Returning to France when his mother died he, for 15 years, assured the profitability and peace of France, where he was looked upon by all of Europe, including the Pope, Gregory IX as a great ruler. Perhaps even more telling is a quote from Joinville, a chronicler of medieval France, "Often, I have seen the good king, after Mass, go to the wood at Vincennes, sit down at the foot of an oak tree and there listen to all who had to speak to him." In 1270 he underwent another crusade but this time was foiled by an epidemic decimating his army and killing him. His son, Philip the Bold, brought his remains back to Paris where they were interred at the church of St Denis. During the French religious wars his body disappeared leaving only one index finger, still at the church. This is from the Catholic Encyclopedia of 1918:
"He was renowned for his charity. The peace and blessings of the realm come to us through the poor he would say. Beggars were fed from his table, he ate their leavings, washed their feet, ministered to the wants of the lepers, and daily fed over one hundred poor. He founded many hospitals and houses: the House of the Felles-Dieu for reformed prostitutes; the Quinze-Vingt for 300 blind men (1254), hospitals at Pontoise, Vernon, Compiégne."

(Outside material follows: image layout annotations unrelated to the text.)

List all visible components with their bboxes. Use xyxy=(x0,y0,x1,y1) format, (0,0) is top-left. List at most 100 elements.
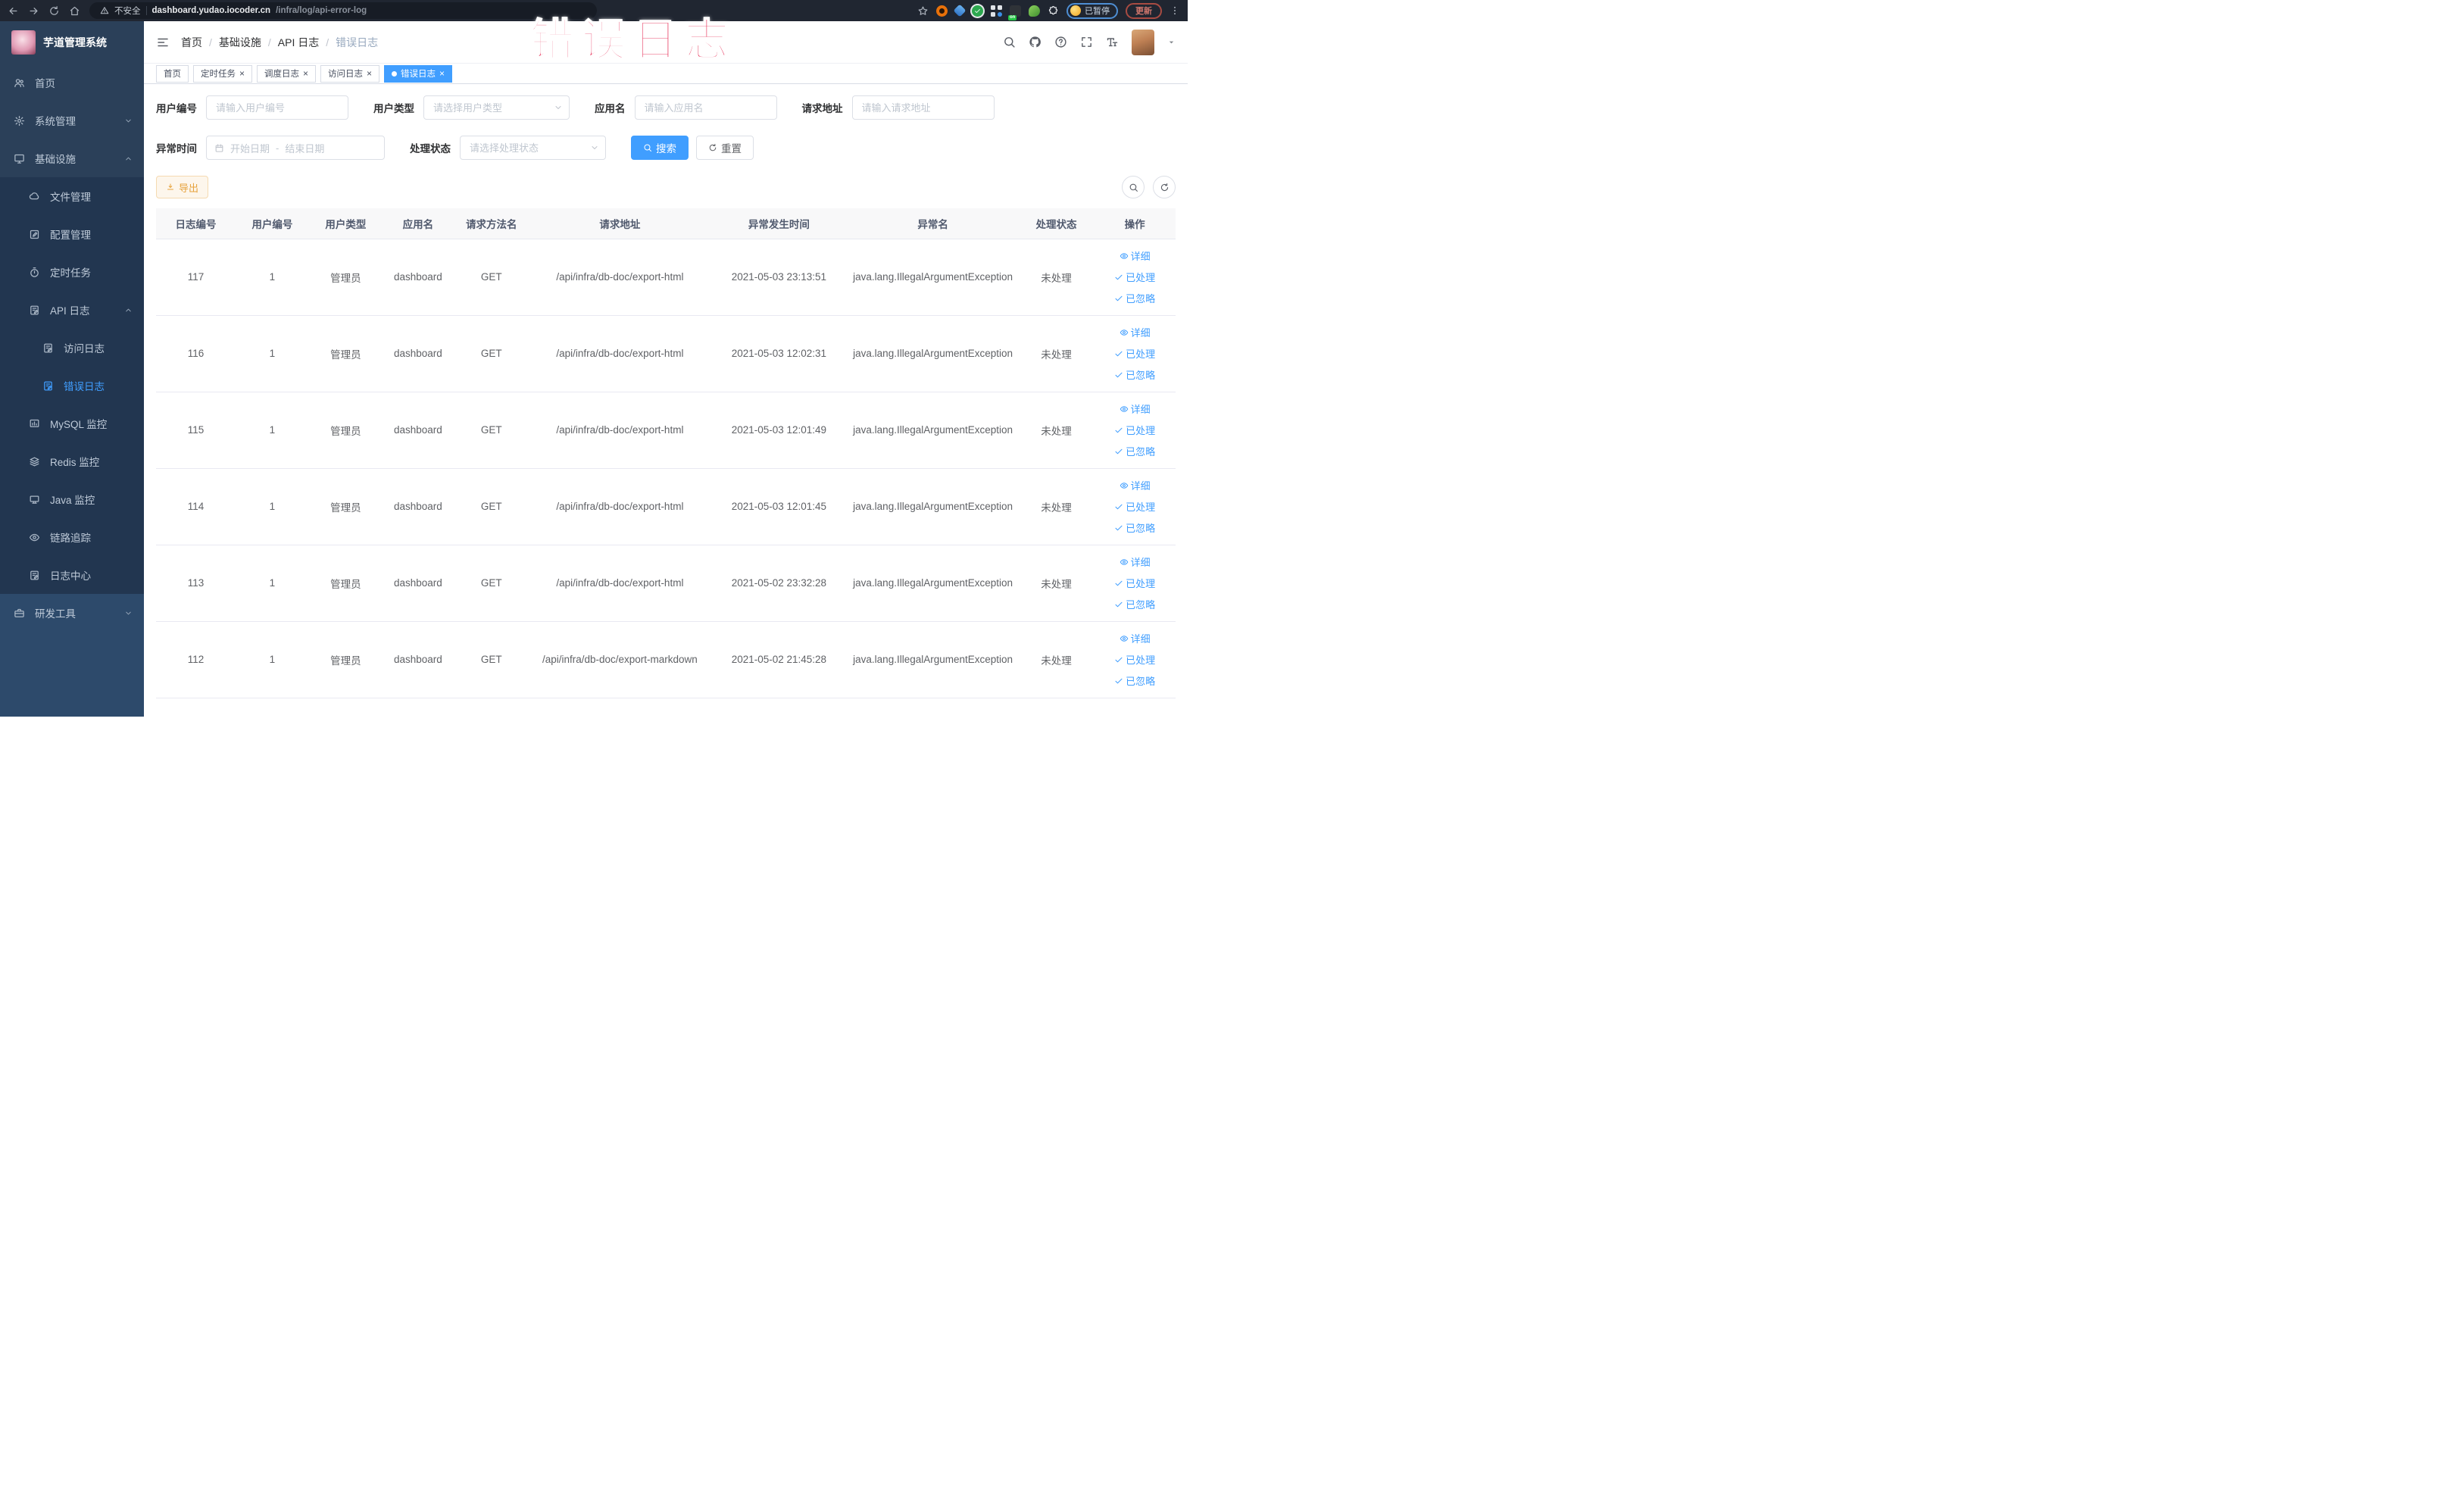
detail-link[interactable]: 详细 xyxy=(1120,401,1151,416)
cell-time: 2021-05-03 12:01:45 xyxy=(710,468,848,545)
sidebar-item[interactable]: 系统管理 xyxy=(0,102,144,139)
sidebar-item[interactable]: 首页 xyxy=(0,64,144,102)
sidebar-item[interactable]: 链路追踪 xyxy=(0,518,144,556)
sidebar-item[interactable]: 研发工具 xyxy=(0,594,144,632)
sidebar-item[interactable]: Java 监控 xyxy=(0,480,144,518)
reset-button[interactable]: 重置 xyxy=(696,136,754,160)
view-tab[interactable]: 调度日志 × xyxy=(257,64,317,83)
extension-leaf-icon[interactable] xyxy=(1029,5,1040,17)
sidebar-item[interactable]: 配置管理 xyxy=(0,215,144,253)
mark-ignored-link[interactable]: 已忽略 xyxy=(1114,291,1155,305)
home-icon[interactable] xyxy=(69,5,80,17)
cell-method: GET xyxy=(454,315,529,392)
extension-grid-icon[interactable] xyxy=(991,5,1002,17)
browser-menu-icon[interactable] xyxy=(1170,5,1180,17)
tab-close-icon[interactable]: × xyxy=(303,69,308,78)
status-label: 处理状态 xyxy=(410,143,451,155)
detail-link[interactable]: 详细 xyxy=(1120,555,1151,569)
sidebar-item[interactable]: 文件管理 xyxy=(0,177,144,215)
refresh-icon xyxy=(708,143,717,152)
sidebar-item[interactable]: MySQL 监控 xyxy=(0,405,144,442)
mark-ignored-link[interactable]: 已忽略 xyxy=(1114,444,1155,458)
sidebar-item[interactable]: API 日志 xyxy=(0,291,144,329)
cell-time: 2021-05-03 23:13:51 xyxy=(710,239,848,316)
export-button[interactable]: 导出 xyxy=(156,176,209,198)
sidebar-item[interactable]: Redis 监控 xyxy=(0,442,144,480)
extensions-puzzle-icon[interactable] xyxy=(1048,5,1059,17)
github-icon[interactable] xyxy=(1029,36,1042,48)
cell-app-name: dashboard xyxy=(382,621,454,698)
refresh-table-button[interactable] xyxy=(1153,176,1176,198)
date-range-picker[interactable]: 开始日期 - 结束日期 xyxy=(206,136,385,160)
fullscreen-icon[interactable] xyxy=(1080,36,1093,48)
mark-processed-link[interactable]: 已处理 xyxy=(1114,423,1155,437)
mark-ignored-link[interactable]: 已忽略 xyxy=(1114,673,1155,688)
breadcrumb-item[interactable]: API 日志 xyxy=(278,35,319,50)
mark-processed-link[interactable]: 已处理 xyxy=(1114,652,1155,667)
breadcrumb-item[interactable]: 首页 xyxy=(181,35,202,50)
view-tab[interactable]: 定时任务 × xyxy=(193,64,253,83)
emoji-avatar xyxy=(1070,5,1081,16)
reload-icon[interactable] xyxy=(48,5,60,17)
warning-icon xyxy=(100,6,109,15)
request-url-input[interactable] xyxy=(851,95,995,120)
help-icon[interactable] xyxy=(1054,36,1067,48)
edit-square-icon xyxy=(29,229,40,240)
tab-close-icon[interactable]: × xyxy=(239,69,245,78)
sidebar-item[interactable]: 基础设施 xyxy=(0,139,144,177)
detail-link[interactable]: 详细 xyxy=(1120,631,1151,645)
status-select[interactable] xyxy=(460,136,606,160)
mark-processed-link[interactable]: 已处理 xyxy=(1114,499,1155,514)
tab-close-icon[interactable]: × xyxy=(367,69,372,78)
bookmark-star-icon[interactable] xyxy=(917,5,929,17)
user-id-input[interactable] xyxy=(206,95,348,120)
app-logo[interactable]: 芋道管理系统 xyxy=(0,21,144,64)
user-type-select[interactable] xyxy=(423,95,570,120)
cell-actions: 详细 已处理 已忽略 xyxy=(1094,468,1176,545)
hamburger-icon[interactable] xyxy=(156,36,170,49)
back-icon[interactable] xyxy=(8,5,19,17)
sidebar-item[interactable]: 访问日志 xyxy=(0,329,144,367)
extension-on-icon[interactable]: on xyxy=(1008,5,1021,20)
table-header-cell: 异常发生时间 xyxy=(710,208,848,239)
sidebar-item[interactable]: 错误日志 xyxy=(0,367,144,405)
fontsize-icon[interactable] xyxy=(1106,36,1119,48)
breadcrumb-item[interactable]: 基础设施 xyxy=(219,35,261,50)
navbar-search-icon[interactable] xyxy=(1003,36,1016,48)
breadcrumb-item[interactable]: 错误日志 xyxy=(336,35,378,50)
search-button[interactable]: 搜索 xyxy=(631,136,689,160)
sidebar-item[interactable]: 定时任务 xyxy=(0,253,144,291)
address-bar[interactable]: 不安全 dashboard.yudao.iocoder.cn/infra/log… xyxy=(89,2,597,19)
mark-ignored-link[interactable]: 已忽略 xyxy=(1114,520,1155,535)
navbar: 首页 / 基础设施 / API 日志 / 错误日志 xyxy=(144,21,1188,64)
mark-processed-link[interactable]: 已处理 xyxy=(1114,346,1155,361)
view-tab[interactable]: 访问日志 × xyxy=(320,64,380,83)
detail-link[interactable]: 详细 xyxy=(1120,478,1151,492)
toggle-search-button[interactable] xyxy=(1122,176,1145,198)
user-avatar[interactable] xyxy=(1132,29,1154,55)
view-tab[interactable]: 错误日志 × xyxy=(384,64,453,83)
forward-icon[interactable] xyxy=(28,5,39,17)
end-date-placeholder: 结束日期 xyxy=(285,142,325,155)
update-button[interactable]: 更新 xyxy=(1126,2,1162,19)
mark-processed-link[interactable]: 已处理 xyxy=(1114,270,1155,284)
app-name-input[interactable] xyxy=(634,95,777,120)
cell-app-name: dashboard xyxy=(382,239,454,316)
extension-green-icon[interactable] xyxy=(972,5,983,17)
cell-actions: 详细 已处理 已忽略 xyxy=(1094,315,1176,392)
tab-close-icon[interactable]: × xyxy=(439,69,445,78)
sidebar-item[interactable]: 日志中心 xyxy=(0,556,144,594)
filter-form-row-2: 异常时间 开始日期 - 结束日期 处理状态 请选择处理状态 搜索 重置 xyxy=(156,136,1176,160)
cell-method: GET xyxy=(454,545,529,622)
detail-link[interactable]: 详细 xyxy=(1120,325,1151,339)
extension-orange-icon[interactable] xyxy=(936,5,948,17)
view-tab[interactable]: 首页 × xyxy=(156,64,189,83)
cell-user-id: 1 xyxy=(235,621,309,698)
mark-ignored-link[interactable]: 已忽略 xyxy=(1114,367,1155,382)
mark-ignored-link[interactable]: 已忽略 xyxy=(1114,597,1155,611)
mark-processed-link[interactable]: 已处理 xyxy=(1114,576,1155,590)
caret-down-icon[interactable] xyxy=(1167,38,1176,46)
profile-paused-chip[interactable]: 已暂停 xyxy=(1066,2,1118,19)
detail-link[interactable]: 详细 xyxy=(1120,248,1151,263)
extension-blue-icon[interactable] xyxy=(953,4,967,17)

The only consecrated king of France, St Louis, Mo, Louisville,Ky and Louisiana are all named after our saint, along with many other cities, churches and basilicas throughout the world.
St Louis' feast day is August 25. Here is the Secret from his Feast day Mass;
Grant, we beseech thee, O almighty God, that even as blessed Louis, Thy Confessor, spurning the delights of the world,
sought to please Christ his King alone, so may his prayers render us acceptable to Thee. Through our Lord.
Evidently, we are blessed with the statue of St Louis IX for the reason he was a patron of the 3rd order of St Francis along with St Elizabeth of Hungary, the statue on the other side of the St Joseph statue. When the St Anthony parish was Franciscan, the St Louis and St Elizabeth statues were in the sanctuary above the arcs on each side of the altar. Today, next to St Joseph, St Louis is dressed in a purple cloak denoting royalty with a sword in one hand and in the other a jewel box which holds replicas of the crown of thorns and 2 nails from the true cross.
I want to thank the St Anthony Church historian, Camilla Hartman, who spent time with me telling about the statue's history as well as about the Saint himself.
One more personal note; while researching St Louis I found he and I have the same birthday; April 25. Ora Pro Nobis, St Louis.